En el Qur’an encontramos referencias a los primerísimos años de la vida de Jesús. Bendecido e inspirado por Dios desde su tierna infancia, Jesús empezará muy pronto a dar testimonio de la fe y a ilustrar a sus congéneres. Otro punto en común con las pocas referencias que nos han llegado sobre la infancia de Jesús en la tradición cristiana, salvando el hecho de que el Qur’an nos presenta un Jesús infante.

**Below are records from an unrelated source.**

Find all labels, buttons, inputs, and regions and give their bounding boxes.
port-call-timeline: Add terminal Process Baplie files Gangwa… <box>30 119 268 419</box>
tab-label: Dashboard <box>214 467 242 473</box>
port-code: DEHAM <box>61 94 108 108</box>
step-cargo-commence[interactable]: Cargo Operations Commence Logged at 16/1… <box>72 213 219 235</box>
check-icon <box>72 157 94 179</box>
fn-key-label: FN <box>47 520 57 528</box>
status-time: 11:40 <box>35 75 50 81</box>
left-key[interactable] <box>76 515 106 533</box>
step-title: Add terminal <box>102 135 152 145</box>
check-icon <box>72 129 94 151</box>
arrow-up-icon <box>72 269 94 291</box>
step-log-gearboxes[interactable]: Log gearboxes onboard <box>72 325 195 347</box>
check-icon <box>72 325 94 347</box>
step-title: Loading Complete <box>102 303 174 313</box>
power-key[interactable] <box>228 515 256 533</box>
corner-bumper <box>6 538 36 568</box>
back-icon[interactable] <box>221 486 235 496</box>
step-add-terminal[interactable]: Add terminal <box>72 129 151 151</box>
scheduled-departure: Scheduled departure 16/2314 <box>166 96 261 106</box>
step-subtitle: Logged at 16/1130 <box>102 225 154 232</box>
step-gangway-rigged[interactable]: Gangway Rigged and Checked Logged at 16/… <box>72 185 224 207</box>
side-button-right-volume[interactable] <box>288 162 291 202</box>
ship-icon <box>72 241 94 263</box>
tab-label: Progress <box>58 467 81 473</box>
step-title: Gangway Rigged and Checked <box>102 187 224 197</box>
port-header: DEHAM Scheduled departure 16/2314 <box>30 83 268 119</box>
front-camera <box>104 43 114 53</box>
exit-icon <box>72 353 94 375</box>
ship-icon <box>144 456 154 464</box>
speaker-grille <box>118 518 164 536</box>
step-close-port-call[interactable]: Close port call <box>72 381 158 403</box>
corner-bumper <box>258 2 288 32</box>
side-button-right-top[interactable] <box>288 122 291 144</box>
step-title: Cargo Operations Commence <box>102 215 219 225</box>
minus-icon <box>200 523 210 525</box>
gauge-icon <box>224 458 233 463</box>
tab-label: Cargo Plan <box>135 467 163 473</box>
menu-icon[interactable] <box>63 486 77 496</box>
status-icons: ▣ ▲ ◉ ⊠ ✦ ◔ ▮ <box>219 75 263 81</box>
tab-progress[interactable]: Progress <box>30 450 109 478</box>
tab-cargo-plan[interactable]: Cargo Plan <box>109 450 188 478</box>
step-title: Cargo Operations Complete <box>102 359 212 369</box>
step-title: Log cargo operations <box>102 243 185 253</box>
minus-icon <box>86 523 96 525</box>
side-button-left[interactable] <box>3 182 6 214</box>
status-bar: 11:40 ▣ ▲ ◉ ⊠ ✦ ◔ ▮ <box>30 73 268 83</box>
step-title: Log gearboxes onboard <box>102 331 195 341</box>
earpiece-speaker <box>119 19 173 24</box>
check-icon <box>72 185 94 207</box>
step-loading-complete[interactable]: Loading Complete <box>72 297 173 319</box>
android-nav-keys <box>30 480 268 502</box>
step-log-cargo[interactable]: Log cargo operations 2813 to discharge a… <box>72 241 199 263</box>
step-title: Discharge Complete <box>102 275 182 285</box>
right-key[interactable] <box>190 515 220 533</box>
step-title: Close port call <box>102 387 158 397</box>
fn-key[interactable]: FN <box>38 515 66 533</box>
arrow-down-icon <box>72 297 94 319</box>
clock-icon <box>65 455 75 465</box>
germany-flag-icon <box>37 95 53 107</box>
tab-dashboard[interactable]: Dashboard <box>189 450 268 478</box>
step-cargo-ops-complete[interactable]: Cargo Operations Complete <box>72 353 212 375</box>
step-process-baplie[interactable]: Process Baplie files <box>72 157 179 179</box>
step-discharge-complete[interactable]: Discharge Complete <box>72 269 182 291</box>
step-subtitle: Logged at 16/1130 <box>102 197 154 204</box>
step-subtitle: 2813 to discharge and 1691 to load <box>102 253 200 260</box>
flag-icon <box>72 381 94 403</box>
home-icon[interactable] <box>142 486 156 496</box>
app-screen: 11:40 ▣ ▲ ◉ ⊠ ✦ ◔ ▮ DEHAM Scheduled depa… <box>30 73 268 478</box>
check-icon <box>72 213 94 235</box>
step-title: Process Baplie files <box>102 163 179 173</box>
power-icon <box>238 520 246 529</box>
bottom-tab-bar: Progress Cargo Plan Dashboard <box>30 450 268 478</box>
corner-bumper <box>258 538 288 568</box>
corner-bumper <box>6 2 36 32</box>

“Entonces ella señaló hacia él. Dijeron: ¿Cómo vamos a hablar con quien es todavía un niño en la cuna? El niño dijo: En verdad, soy un siervo de Dios. Él me ha entregado la revelación y ha hecho de mí un profeta, y me ha hecho bendito dondequiera que esté: y me ha prescrito la oración y la limosna mientras viva, y que sea bondadoso con mi madre, y no me ha hecho arrogante ni falto de compasión. ¡Y la paz fue conmigo el día en que nací, y será conmigo el día que muera, y el día en que sea devuelto de nuevo a la vida! Así fue, en palabras veraces, Jesús, hijo de María, sobre cuya naturaleza discrepan tan profundamente.

(19:29-34)

Vemos en este párrafo una referencia explícita a dos de los pilares del Islam, la oración (as-salat) y la limosna (az-zakat) que apuntan el la línea de continuidad de profesión de la fe monoteísta apuntada anteriormente.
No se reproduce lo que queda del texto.